Lending drives rebound in sales of new cars
Loans are now easier to obtain
NEW YORK — Detroit is crowing that the auto industry is back, but so far, at least, it is a success story built as much on a revival in lending as on the development of desirable cars.
Sales of new cars rose 11 percent, to around 11.4 million, in 2010 and are off to an even stronger start this year, according to Autodata, an industry research service. Sales of used cars have been similarly robust.
After radically scaling back auto lending during the financial crisis, banks and the lending arms of the automakers have started to issue loans more aggressively. Borrowers of all types are finding it much easier to obtain a loan, compared with a few months ago.
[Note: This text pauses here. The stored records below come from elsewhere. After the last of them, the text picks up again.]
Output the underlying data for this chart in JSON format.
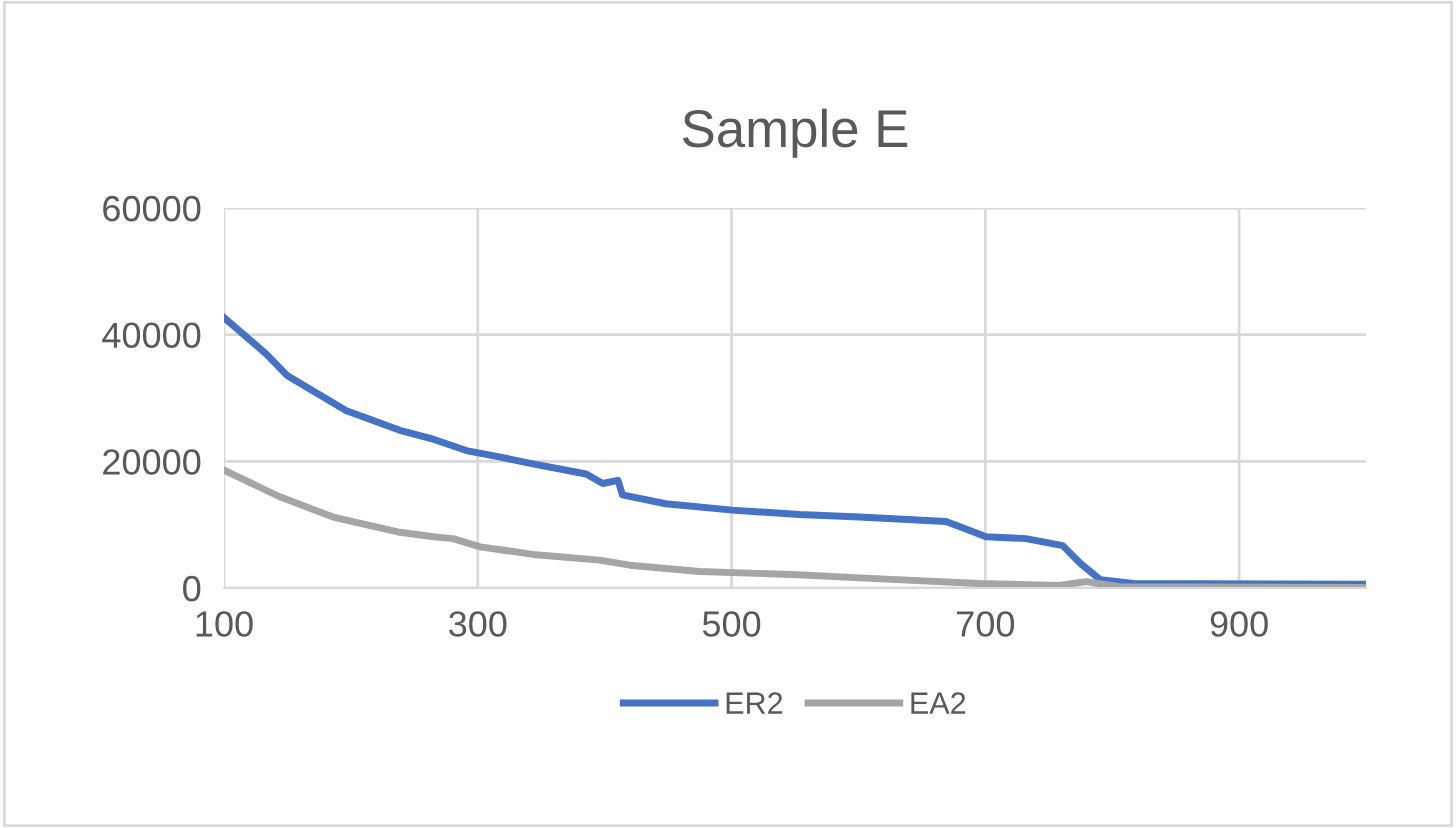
{
  "chart_data": {
    "type": "line",
    "title": "Sample E",
    "x": [
      100,
      133.6,
      150,
      196.5,
      238.6,
      264.9,
      291,
      317,
      343.4,
      385.4,
      398.5,
      410.5,
      414,
      448,
      500.6,
      553.5,
      600.8,
      669,
      679.5,
      700.5,
      732,
      761,
      774.8,
      790.6,
      816.8,
      998
    ],
    "series": [
      {
        "name": "ER2",
        "color": "#4472c4",
        "values": [
          42700,
          36900,
          33500,
          28000,
          24900,
          23500,
          21700,
          20700,
          19600,
          18000,
          16500,
          17000,
          14700,
          13300,
          12300,
          11600,
          11200,
          10500,
          9700,
          8100,
          7800,
          6700,
          3900,
          1300,
          700,
          600
        ]
      },
      {
        "name": "EA2",
        "color": "#a5a5a5",
        "x": [
          100,
          144,
          186,
          238.6,
          265,
          280.5,
          302,
          343.4,
          396,
          419.7,
          474.8,
          552.4,
          600.8,
          695,
          758,
          779.5,
          806,
          998
        ],
        "values": [
          18600,
          14400,
          11200,
          8800,
          8100,
          7800,
          6500,
          5300,
          4400,
          3600,
          2600,
          2100,
          1600,
          700,
          400,
          1000,
          200,
          100
        ]
      }
    ],
    "xlim": [
      100,
      1000
    ],
    "xticks": [
      100,
      300,
      500,
      700,
      900
    ],
    "ylim": [
      0,
      60000
    ],
    "yticks": [
      0,
      20000,
      40000,
      60000
    ],
    "grid": true,
    "legend": "bottom",
    "marker": "none",
    "line_style": "solid"
  }
}
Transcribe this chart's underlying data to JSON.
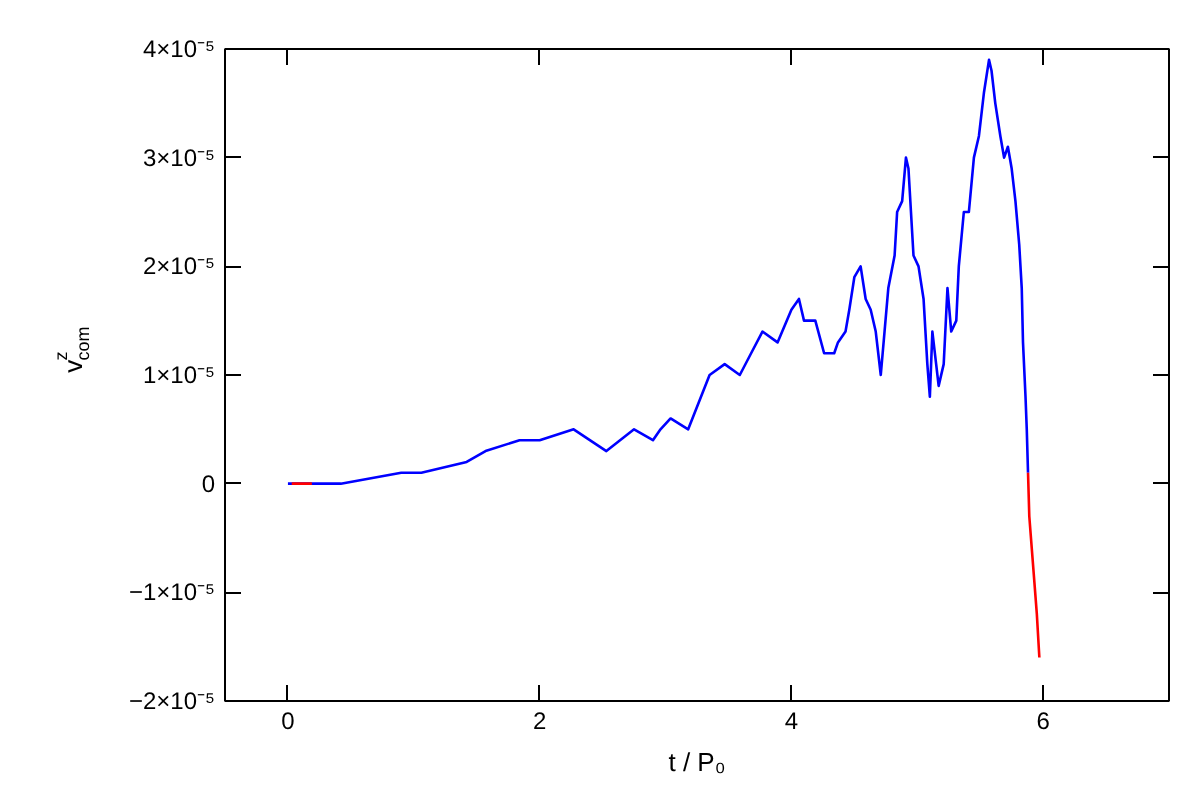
{
  "chart_data": {
    "type": "line",
    "xlabel": "t / P₀",
    "ylabel": "v$^{z}$$_{com}$",
    "xlim": [
      -0.5,
      7
    ],
    "ylim": [
      -2e-05,
      4e-05
    ],
    "xticks": [
      0,
      2,
      4,
      6
    ],
    "yticks": [
      {
        "value": -2e-05,
        "label": "−2×10⁻⁵"
      },
      {
        "value": -1e-05,
        "label": "−1×10⁻⁵"
      },
      {
        "value": 0,
        "label": "0"
      },
      {
        "value": 1e-05,
        "label": "1×10⁻⁵"
      },
      {
        "value": 2e-05,
        "label": "2×10⁻⁵"
      },
      {
        "value": 3e-05,
        "label": "3×10⁻⁵"
      },
      {
        "value": 4e-05,
        "label": "4×10⁻⁵"
      }
    ],
    "grid": false,
    "series": [
      {
        "color": "#0000ff",
        "x": [
          0,
          0.19,
          0.42,
          0.9,
          1.06,
          1.42,
          1.57,
          1.84,
          2.0,
          2.27,
          2.53,
          2.75,
          2.9,
          2.96,
          3.04,
          3.18,
          3.35,
          3.47,
          3.59,
          3.68,
          3.77,
          3.89,
          4.0,
          4.06,
          4.1,
          4.19,
          4.26,
          4.34,
          4.37,
          4.43,
          4.46,
          4.5,
          4.55,
          4.59,
          4.63,
          4.67,
          4.71,
          4.74,
          4.77,
          4.82,
          4.84,
          4.88,
          4.91,
          4.93,
          4.95,
          4.97,
          5.01,
          5.05,
          5.08,
          5.1,
          5.12,
          5.15,
          5.17,
          5.21,
          5.24,
          5.27,
          5.31,
          5.33,
          5.37,
          5.41,
          5.45,
          5.49,
          5.53,
          5.57,
          5.59,
          5.62,
          5.66,
          5.69,
          5.72,
          5.75,
          5.78,
          5.81,
          5.83,
          5.84,
          5.86,
          5.87,
          5.88
        ],
        "values": [
          0,
          0,
          0,
          1e-06,
          1e-06,
          2e-06,
          3e-06,
          4e-06,
          4e-06,
          5e-06,
          3e-06,
          5e-06,
          4e-06,
          5e-06,
          6e-06,
          5e-06,
          1e-05,
          1.1e-05,
          1e-05,
          1.2e-05,
          1.4e-05,
          1.3e-05,
          1.6e-05,
          1.7e-05,
          1.5e-05,
          1.5e-05,
          1.2e-05,
          1.2e-05,
          1.3e-05,
          1.4e-05,
          1.6e-05,
          1.9e-05,
          2e-05,
          1.7e-05,
          1.6e-05,
          1.4e-05,
          1e-05,
          1.4e-05,
          1.8e-05,
          2.1e-05,
          2.5e-05,
          2.6e-05,
          3e-05,
          2.9e-05,
          2.5e-05,
          2.1e-05,
          2e-05,
          1.7e-05,
          1.1e-05,
          8e-06,
          1.4e-05,
          1.1e-05,
          9e-06,
          1.1e-05,
          1.8e-05,
          1.4e-05,
          1.5e-05,
          2e-05,
          2.5e-05,
          2.5e-05,
          3e-05,
          3.2e-05,
          3.6e-05,
          3.9e-05,
          3.8e-05,
          3.5e-05,
          3.2e-05,
          3e-05,
          3.1e-05,
          2.9e-05,
          2.6e-05,
          2.2e-05,
          1.8e-05,
          1.3e-05,
          8e-06,
          5e-06,
          1e-06
        ]
      },
      {
        "color": "#ff0000",
        "x": [
          0.03,
          0.19,
          3.0,
          5.88,
          5.89,
          5.91,
          5.93,
          5.95,
          5.97
        ],
        "values": [
          0,
          0,
          null,
          1e-06,
          -3e-06,
          -6e-06,
          -9e-06,
          -1.2e-05,
          -1.6e-05
        ]
      }
    ]
  }
}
Even car buyers with tarnished credit histories are getting financing, in some cases without making a down payment. More than 859,000 new cars were sold to consumers with a so-called subprime credit rating in 2010, a nearly 60 percent increase from the year before, according to CNW Marketing Research.
The revival of auto lending is emblematic of an increased appetite for risk in the American economy. Consumers, showing renewed confidence in the recovery, are opening their wallets again after putting off car purchases during the recession.
Banks, flush with deposits to lend out, have eased their standards for extending credit. And investors, who fled from the bond market during the throes of the crisis, are starting to snap up higher-risk debt as they seek higher yields.
Wall Street’s loan packaging business has again become a crucial engine for supplying money to auto and credit card lenders, and it is happening much faster than most economists had predicted.
Nobody is suggesting an imminent return to the heady, reckless days of the housing boom, and any one of a number of factors — including the recent surge in oil and commodities prices — could set the recovery off track. But the gradual expansion of credit in virtually every area except real estate is an important sign the US economy is returning to health.
The rebound in auto lending has been especially pronounced. Indeed, Michael E. Maroone, the president of AutoNation, which has a coast-to-coast network of more than 200 dealerships, called it the single biggest factor spurring the sharp increase in car sales last year.
“We had people coming to our showrooms that wanted to buy, but we couldn’t get them financed,’’ Maroone said. “We are now getting them the financing.’’
For the auto industry, the surge in sales represents a remarkable reversal.
Only two years ago, the Big Three automakers were in such dire condition that they received more than $87 billion in federal aid; Chrysler and General Motors required Chapter 11 bankruptcy protection.
The Obama administration provided other assistance. It engineered the rescues of CIT Group, a major lender to auto dealerships and parts suppliers, and bailed out the auto finance companies Chrysler Financial and GMAC (now known as Ally Financial).
Just as crucial, economists say, was the administration’s effort to lure private investors back into what was once a $100 billion-a-year bond market for auto finance companies, according to Deutsche Bank Securities. That market had all but dried up by the end of 2008. The federal program provided more than $11.7 billion in below-market financing to private investors to encourage them to resume purchasing bonds backed by auto loans.
Although the amount of government financing was relatively small, it accomplished its goal: to revive the market for packaged consumer loans and get credit flowing again, especially to weaker borrowers. That market stood at $36 billion in 2008 but by 2010 had bounced back to almost $58 billion.
Several factors contributed to the recovery. Banks and auto lenders can reap large profits on new loans, since interest rates near zero have kept the cost of their funds low. Auto lending was also largely unaffected by new regulations that limit bank fees. And auto lenders, unlike home lenders, expect vehicles to lose value quickly. That helped them avoid the costly mistakes of mortgage lenders, who underwrote loans on the belief home prices would keep going up.